A toy rocket is launched into the air at an initial velocity of 32 ft/sec, as shown on the graph below. The function s(t)=-16t^2+32t+128 gives the height of the rocket (in feet) at time t (seconds). When does the rocket hit the ground? Show your work.
the ground is zero feet
0 = -16t^2 + 32t + 128
dividing by -16 ... 0 = t^2 - 2t - 8
factoring ... 0 = (t - 4) (t + 2)
0 = t - 4 ... t = 4
To find when the rocket hits the ground, we need to determine the time at which the height is equal to zero.
Given the function s(t) = -16t^2 + 32t + 128, we can set it equal to zero and solve for t:
-16t^2 + 32t + 128 = 0
We can simplify this equation by dividing through by -16:
t^2 - 2t - 8 = 0
Now we can solve this quadratic equation using factoring, completing the square, or the quadratic formula. In this case, using factoring:
(t - 4)(t + 2) = 0
This equation gives us two possible solutions: t - 4 = 0 or t + 2 = 0.
Solving for each:
t - 4 = 0
t = 4
t + 2 = 0
t = -2
However, since time cannot be negative, we discard the solution t = -2.
Therefore, the rocket hits the ground after 4 seconds.
To find when the rocket hits the ground, we need to determine the value of t when the height, given by the function s(t), is equal to 0.
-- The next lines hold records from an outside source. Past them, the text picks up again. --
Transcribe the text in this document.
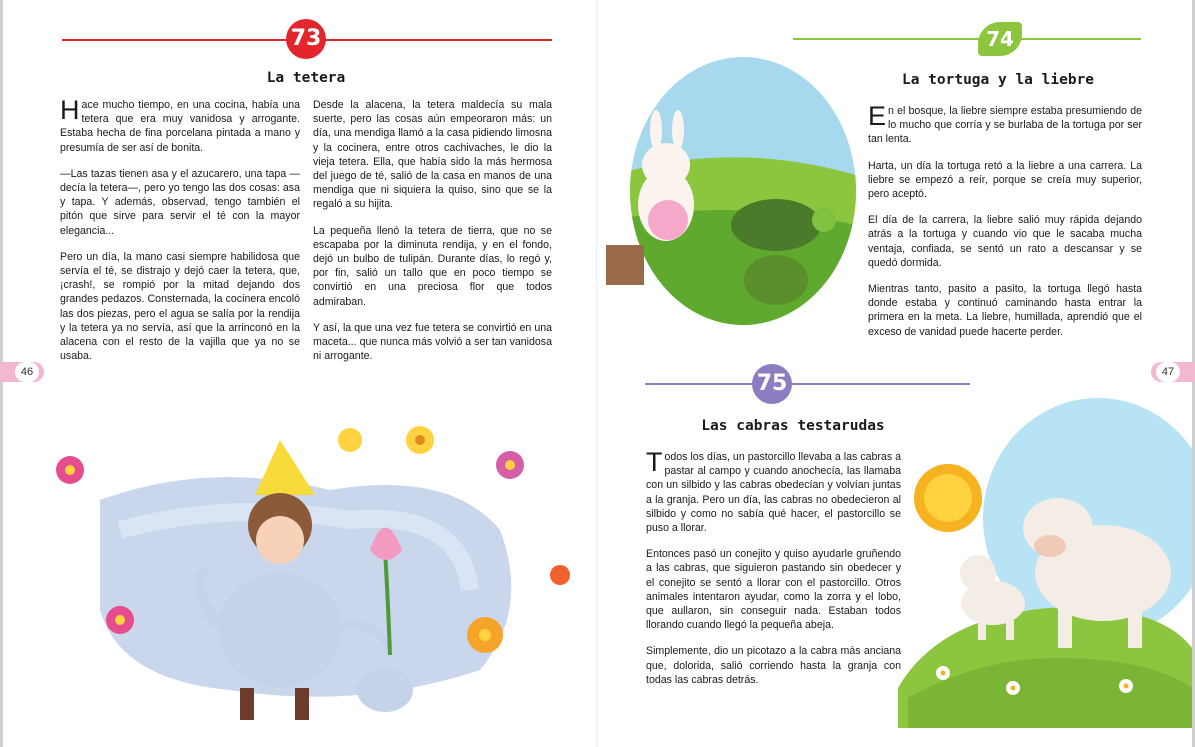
73
La tetera

Hace mucho tiempo, en una cocina, había una tetera que era muy vanidosa y arrogante. Estaba hecha de fina porcelana pintada a mano y presumía de ser así de bonita.

—Las tazas tienen asa y el azucarero, una tapa —decía la tetera—, pero yo tengo las dos cosas: asa y tapa. Y además, observad, tengo también el pitón que sirve para servir el té con la mayor elegancia...

Pero un día, la mano casi siempre habilidosa que servía el té, se distrajo y dejó caer la tetera, que, ¡crash!, se rompió por la mitad dejando dos grandes pedazos. Consternada, la cocinera encoló las dos piezas, pero el agua se salía por la rendija y la tetera ya no servía, así que la arrinconó en la alacena con el resto de la vajilla que ya no se usaba.

Desde la alacena, la tetera maldecía su mala suerte, pero las cosas aún empeoraron más: un día, una mendiga llamó a la casa pidiendo limosna y la cocinera, entre otros cachivaches, le dio la vieja tetera. Ella, que había sido la más hermosa del juego de té, salió de la casa en manos de una mendiga que ni siquiera la quiso, sino que se la regaló a su hijita.

La pequeña llenó la tetera de tierra, que no se escapaba por la diminuta rendija, y en el fondo, dejó un bulbo de tulipán. Durante días, lo regó y, por fin, salió un tallo que en poco tiempo se convirtió en una preciosa flor que todos admiraban.

Y así, la que una vez fue tetera se convirtió en una maceta... que nunca más volvió a ser tan vanidosa ni arrogante.

46
74
La tortuga y la liebre

En el bosque, la liebre siempre estaba presumiendo de lo mucho que corría y se burlaba de la tortuga por ser tan lenta.

Harta, un día la tortuga retó a la liebre a una carrera. La liebre se empezó a reír, porque se creía muy superior, pero aceptó.

El día de la carrera, la liebre salió muy rápida dejando atrás a la tortuga y cuando vio que le sacaba mucha ventaja, confiada, se sentó un rato a descansar y se quedó dormida.

Mientras tanto, pasito a pasito, la tortuga llegó hasta donde estaba y continuó caminando hasta entrar la primera en la meta. La liebre, humillada, aprendió que el exceso de vanidad puede hacerte perder.

75
Las cabras testarudas

Todos los días, un pastorcillo llevaba a las cabras a pastar al campo y cuando anochecía, las llamaba con un silbido y las cabras obedecían y volvían juntas a la granja. Pero un día, las cabras no obedecieron al silbido y como no sabía qué hacer, el pastorcillo se puso a llorar.

Entonces pasó un conejito y quiso ayudarle gruñendo a las cabras, que siguieron pastando sin obedecer y el conejito se sentó a llorar con el pastorcillo. Otros animales intentaron ayudar, como la zorra y el lobo, que aullaron, sin conseguir nada. Estaban todos llorando cuando llegó la pequeña abeja.

Simplemente, dio un picotazo a la cabra más anciana que, dolorida, salió corriendo hasta la granja con todas las cabras detrás.

47
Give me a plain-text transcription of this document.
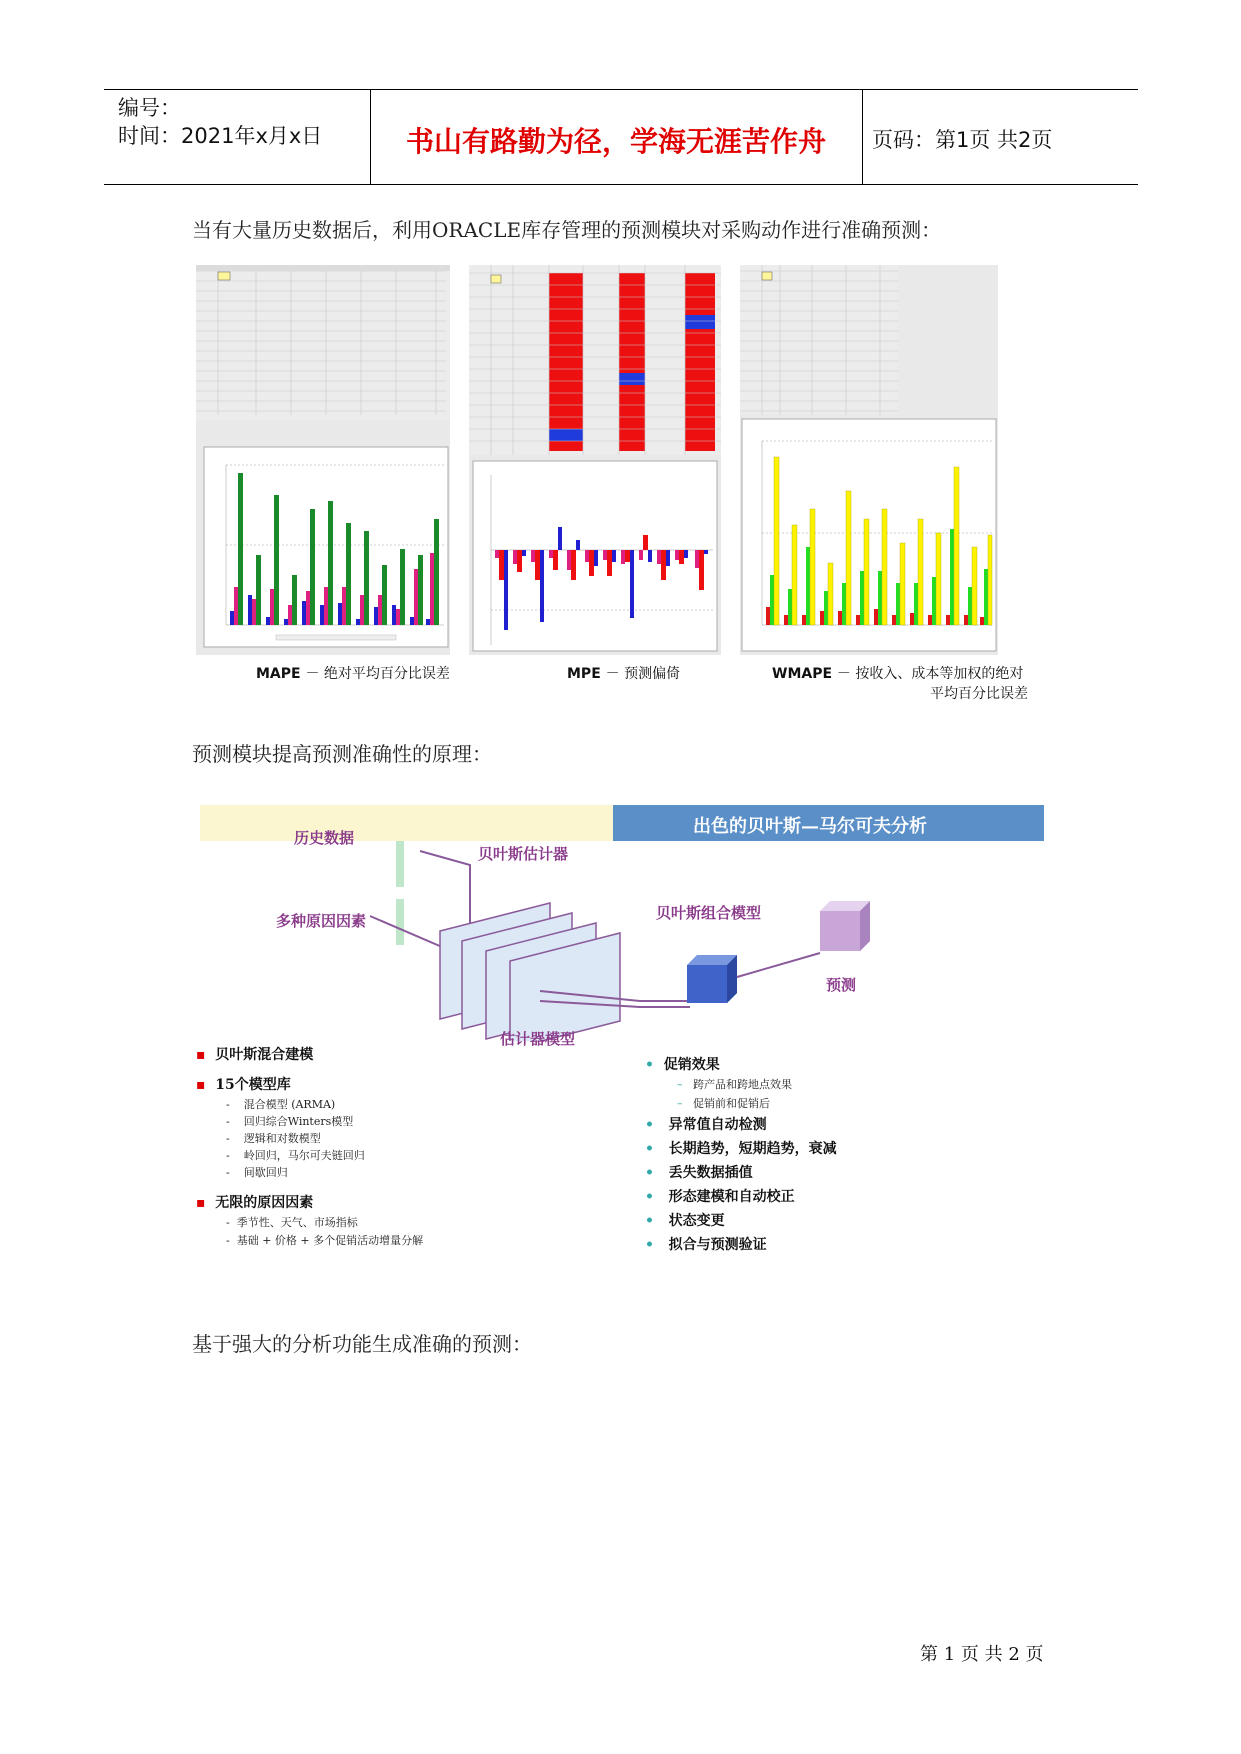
编号：
时间：2021年x月x日	书山有路勤为径，学海无涯苦作舟	页码：第1页 共2页
当有大量历史数据后，利用ORACLE库存管理的预测模块对采购动作进行准确预测：
MAPE － 绝对平均百分比误差	MPE － 预测偏倚	WMAPE － 按收入、成本等加权的绝对
平均百分比误差
预测模块提高预测准确性的原理：
出色的贝叶斯—马尔可夫分析
历史数据
贝叶斯估计器
多种原因因素	贝叶斯组合模型
预测
估计器模型
▪ 贝叶斯混合建模
▪ 15个模型库
-    混合模型 (ARMA)
-    回归综合Winters模型
-    逻辑和对数模型
-    岭回归，马尔可夫链回归
-    间歇回归
▪ 无限的原因因素
-  季节性、天气、市场指标
-  基础 + 价格 + 多个促销活动增量分解
• 促销效果
– 跨产品和跨地点效果
– 促销前和促销后
• 异常值自动检测
• 长期趋势，短期趋势，衰减
• 丢失数据插值
• 形态建模和自动校正
• 状态变更
• 拟合与预测验证
基于强大的分析功能生成准确的预测：
第 1 页 共 2 页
The function s(t) represents the height of the rocket at time t and is given by s(t) = -16t^2 + 32t + 128.
Setting s(t) equal to 0:
-16t^2 + 32t + 128 = 0
Next, we can solve this quadratic equation using the quadratic formula:
t = (-b ± √(b^2 - 4ac)) / (2a)
Here, a = -16, b = 32, and c = 128.
Plugging in these values:
t = (-(32) ± √((32)^2 - 4(-16)(128))) / (2(-16))
Simplifying further:
t = (-32 ± √(1024 + 8192)) / (-32)
t = (-32 ± √(9216)) / (-32)
t = (-32 ± 96) / (-32)
Now, we have two possible solutions:
t1 = (-32 + 96) / (-32)
t1 = 64 / -32
t1 = -2
t2 = (-32 - 96) / (-32)
t2 = -128 / -32
t2 = 4
Since time cannot be negative in this context, we conclude that the rocket hits the ground at t = 4 seconds.
Therefore, the rocket hits the ground after 4 seconds of being launched.